Re: Quiet Home: Misha & Oliver
The halls were quiet as churchmice, that was true as could be. Most patients spent their days in the big old sitting room. It was a place filled with chairs gone soft and chessboards missing pieces. The ceiling was cathedral high, and they rolled the patients in there early and let them sit while there was light. There was some kind of old believing, reaching on back to the days of tuberculosis wards, that sunshine and daylight was good for making folks better, and light streamed into that room and warmed it through. But patients like Misha, wish privileges for leaving, they didn't spend all their time curled in those comfortable chairs, drool dripping from partly parted lips. He got to go to meetings, like today, and he could wander at will, as long as he took his pills and did his treatments real quiet.
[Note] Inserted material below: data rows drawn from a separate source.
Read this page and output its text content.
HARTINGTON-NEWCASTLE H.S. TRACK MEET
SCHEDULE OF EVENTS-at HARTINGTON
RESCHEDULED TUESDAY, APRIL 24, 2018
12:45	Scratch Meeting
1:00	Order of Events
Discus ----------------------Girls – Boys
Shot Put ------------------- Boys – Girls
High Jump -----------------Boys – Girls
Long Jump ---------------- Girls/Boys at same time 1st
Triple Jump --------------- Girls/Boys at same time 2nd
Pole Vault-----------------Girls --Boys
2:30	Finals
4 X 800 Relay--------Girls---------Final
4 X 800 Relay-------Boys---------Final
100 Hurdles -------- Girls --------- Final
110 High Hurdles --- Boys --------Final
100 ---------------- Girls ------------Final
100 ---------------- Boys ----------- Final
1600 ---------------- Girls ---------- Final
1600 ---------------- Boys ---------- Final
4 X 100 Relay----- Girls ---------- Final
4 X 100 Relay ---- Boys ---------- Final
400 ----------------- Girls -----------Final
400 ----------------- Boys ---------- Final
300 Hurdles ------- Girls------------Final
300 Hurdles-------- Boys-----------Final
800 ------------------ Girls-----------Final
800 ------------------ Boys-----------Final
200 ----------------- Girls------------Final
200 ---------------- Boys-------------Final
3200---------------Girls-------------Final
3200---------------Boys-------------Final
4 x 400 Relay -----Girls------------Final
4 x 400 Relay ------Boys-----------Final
"I don't think you got to believe in God. Folks do, and some folks think it's a requirement, like it's some ticket to get into Heaven, but it ain't that way. Believing, that's rules folks and religions put on scared people, but it don't got a thing to do with that. Any religion's good as none," Misha explained idle, stopping before that yellow door.
Inside, and Misha watched Oliver's face. He knew what the room looked like, seeing as he'd brought it there. He knew the original owner, see, and wasn't anyone walking down this hall would find the room but Oliver. It made Misha feel real proud, despite it breaking his own rule about doing things that weren't real human. But there wasn't any way Oliver would know this room hadn't been here all the while, and why not make someone's face brighten? There was rustling quiet in the room, but it wasn't anything jarring, and Misha didn't expect Oliver would notice it any.
"Ain't it pretty?" Misha didn't art, but he sang, and he reckoned they were related on some creative spectrum.
He went and sat atop a table, legs crossed and his back to the window, and he watched to see what Oliver would do in the big space. "I fiddle and sing. Maybe you wouldn't mind me keeping you company sometimes in here." Which was good as any invitation to come on back and do what he liked here. Misha, he was only allowed out a few hours, and bringing things he liked back was becoming real important these days.